Por fin llegó la hora de la letanía; las distintas cofradías tomaron el orden y acomodo, vela en mano para formarse en la procesión que ya anunciaba el alegre repique de las campanas; los cohetes estallaban en los cielos, todo era alegría; la cascada voz de los cantores, acompañados por el órgano pronunciaban las alabanzas de la letanía, y aún no moraba el eco de la última alabanza, cuando en el aire se oía dilatarse por las bóvedas el implorante “Ora Pronobis”.
El mal encarado amante de la Culata mascullaba entre dientes toda clase de imprecaciones salpicadas de ácido; por fin llegó el momento en que en la letanía se canta aquello de “Matter Inmaculata” que la trastornada mente de aquel bribón tradujo por “maten a la Culata”, y sin esperar nada gritó con toda la fuerza de sus pulmones: “eso si que no, hijos de…” y acto seguido, se lanzó como feroz animal, cuchillo en mano, sobre el jefe de los faroleros que llevaba la voz cantante. El desconcierto que continuó con palabras de grueso calibre alternadas con fuego líquido, pedradas, golpes; cada banca o reclinatorio se convirtió en una trinchera; aullidos, gritos, los faroles se convirtieron bien pronto en arma ofensiva de gran efectividad: a cada golpe venían por tierra tres o cuatro contrincantes de los más resueltos.

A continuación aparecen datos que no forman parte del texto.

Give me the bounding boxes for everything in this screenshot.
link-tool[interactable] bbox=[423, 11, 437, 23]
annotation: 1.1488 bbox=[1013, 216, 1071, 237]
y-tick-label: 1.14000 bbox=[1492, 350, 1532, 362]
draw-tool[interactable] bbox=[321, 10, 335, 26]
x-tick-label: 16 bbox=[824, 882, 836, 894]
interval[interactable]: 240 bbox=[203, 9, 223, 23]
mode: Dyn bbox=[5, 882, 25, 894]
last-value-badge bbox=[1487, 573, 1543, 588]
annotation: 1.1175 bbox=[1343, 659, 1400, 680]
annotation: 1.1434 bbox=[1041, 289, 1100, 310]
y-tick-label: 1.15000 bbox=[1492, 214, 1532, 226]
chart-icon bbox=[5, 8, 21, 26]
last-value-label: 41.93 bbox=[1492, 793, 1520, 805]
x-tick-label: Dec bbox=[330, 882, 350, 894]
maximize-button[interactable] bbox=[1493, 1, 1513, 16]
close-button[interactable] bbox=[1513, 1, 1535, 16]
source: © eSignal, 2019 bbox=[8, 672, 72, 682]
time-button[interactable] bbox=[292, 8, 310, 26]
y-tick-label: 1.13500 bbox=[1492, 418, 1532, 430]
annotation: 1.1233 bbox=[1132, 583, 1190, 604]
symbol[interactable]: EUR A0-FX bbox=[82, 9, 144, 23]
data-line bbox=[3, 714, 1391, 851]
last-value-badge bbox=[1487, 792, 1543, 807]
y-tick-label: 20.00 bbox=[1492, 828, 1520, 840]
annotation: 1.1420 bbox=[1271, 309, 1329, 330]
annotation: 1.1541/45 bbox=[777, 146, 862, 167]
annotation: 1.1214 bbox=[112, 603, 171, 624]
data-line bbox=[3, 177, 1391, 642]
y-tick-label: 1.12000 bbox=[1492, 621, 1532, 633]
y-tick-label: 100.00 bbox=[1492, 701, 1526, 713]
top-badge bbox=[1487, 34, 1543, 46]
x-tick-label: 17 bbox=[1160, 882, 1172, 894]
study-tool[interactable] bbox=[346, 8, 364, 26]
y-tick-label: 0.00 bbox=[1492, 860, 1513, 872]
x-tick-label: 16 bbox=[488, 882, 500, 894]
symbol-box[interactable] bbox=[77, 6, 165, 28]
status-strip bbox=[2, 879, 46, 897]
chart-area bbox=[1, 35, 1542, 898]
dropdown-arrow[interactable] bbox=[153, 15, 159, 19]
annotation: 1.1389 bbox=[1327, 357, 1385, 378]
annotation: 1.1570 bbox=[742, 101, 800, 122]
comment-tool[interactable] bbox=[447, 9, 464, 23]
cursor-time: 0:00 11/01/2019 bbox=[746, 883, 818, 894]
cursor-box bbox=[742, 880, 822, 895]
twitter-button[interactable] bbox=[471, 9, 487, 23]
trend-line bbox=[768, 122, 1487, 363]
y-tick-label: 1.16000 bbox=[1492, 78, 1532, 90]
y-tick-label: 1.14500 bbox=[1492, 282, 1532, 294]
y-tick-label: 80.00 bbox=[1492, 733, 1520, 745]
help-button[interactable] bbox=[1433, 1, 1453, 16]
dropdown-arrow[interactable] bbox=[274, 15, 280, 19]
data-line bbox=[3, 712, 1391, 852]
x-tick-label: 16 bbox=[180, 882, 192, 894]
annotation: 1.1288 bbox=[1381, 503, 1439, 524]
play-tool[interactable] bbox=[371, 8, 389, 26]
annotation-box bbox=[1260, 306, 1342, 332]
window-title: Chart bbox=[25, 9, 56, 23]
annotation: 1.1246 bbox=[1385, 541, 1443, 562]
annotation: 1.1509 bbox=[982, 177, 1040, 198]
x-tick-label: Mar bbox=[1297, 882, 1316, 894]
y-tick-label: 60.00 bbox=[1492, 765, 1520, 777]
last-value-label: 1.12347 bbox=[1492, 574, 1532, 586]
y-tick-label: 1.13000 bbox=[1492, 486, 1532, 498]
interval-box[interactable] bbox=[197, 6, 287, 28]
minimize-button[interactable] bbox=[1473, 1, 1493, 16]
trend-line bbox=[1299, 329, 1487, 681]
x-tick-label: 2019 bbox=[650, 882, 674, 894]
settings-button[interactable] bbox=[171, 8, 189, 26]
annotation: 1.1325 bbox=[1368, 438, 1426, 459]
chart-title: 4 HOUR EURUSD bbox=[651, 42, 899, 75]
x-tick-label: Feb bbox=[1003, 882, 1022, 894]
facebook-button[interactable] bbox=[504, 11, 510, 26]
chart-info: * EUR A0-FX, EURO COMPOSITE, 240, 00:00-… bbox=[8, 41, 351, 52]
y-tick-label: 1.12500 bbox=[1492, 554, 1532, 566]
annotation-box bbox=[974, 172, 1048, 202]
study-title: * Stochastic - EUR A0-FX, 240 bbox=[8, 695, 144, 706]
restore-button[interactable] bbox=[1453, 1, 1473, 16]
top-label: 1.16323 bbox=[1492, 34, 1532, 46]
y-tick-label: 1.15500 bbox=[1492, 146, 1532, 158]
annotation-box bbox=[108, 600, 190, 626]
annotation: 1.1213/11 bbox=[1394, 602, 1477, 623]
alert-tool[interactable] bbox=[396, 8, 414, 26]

El sacerdote los amenazaba a gritos a la cordura, le lanzaban aspersiones de agua bendita con el hisopo mientras rezaba con voz agitada el Magníficat, creyendo como es natural que el demonio se había apoderado de aquellos malandrines y desalmados que no daban tregua en las acometidas y en sustitución del jefe de los faroleros, el que dirigía la maniobra campal era un joven fuerte, bien desarrollado que gritaba a sus subalternos: adelante con los faroles muchachos, todo era confusión: la campana sonaba en señal de auxilio y solo cuando el señor Alcalde se presentó en el lugar con un amplio número de soldados, se serenaron los ánimos. Restablecida la calma fueron desfilando confusos heridos y en el campo quedaron tres o cuatro cuerpos muertos. Hechas las averiguaciones de rigor, tocó la peor parte a la falanges de la revoltosa Culata y la Autoridad Virreinal, al tener conocimiento del escándalo en el recinto sagrado, colmada por tanto desatino, decretó el encarcelamiento de unos, la condena a trabajos forzados de otros y con el mayor sigilo el destierro de la pintoresca heroína, la brava Culata que dio motivo a que cuando una empresa pinta ma,l se diga con entonación irónica: “Esto acabará como el Rosario de Amozoc”.
Existen diferentes versiones de la leyenda del El Rosario de Amozoc, pero en lo que coinciden es el personaje de «la Culata» y que fue por culpa de ella sobre todo ese zafarrancho.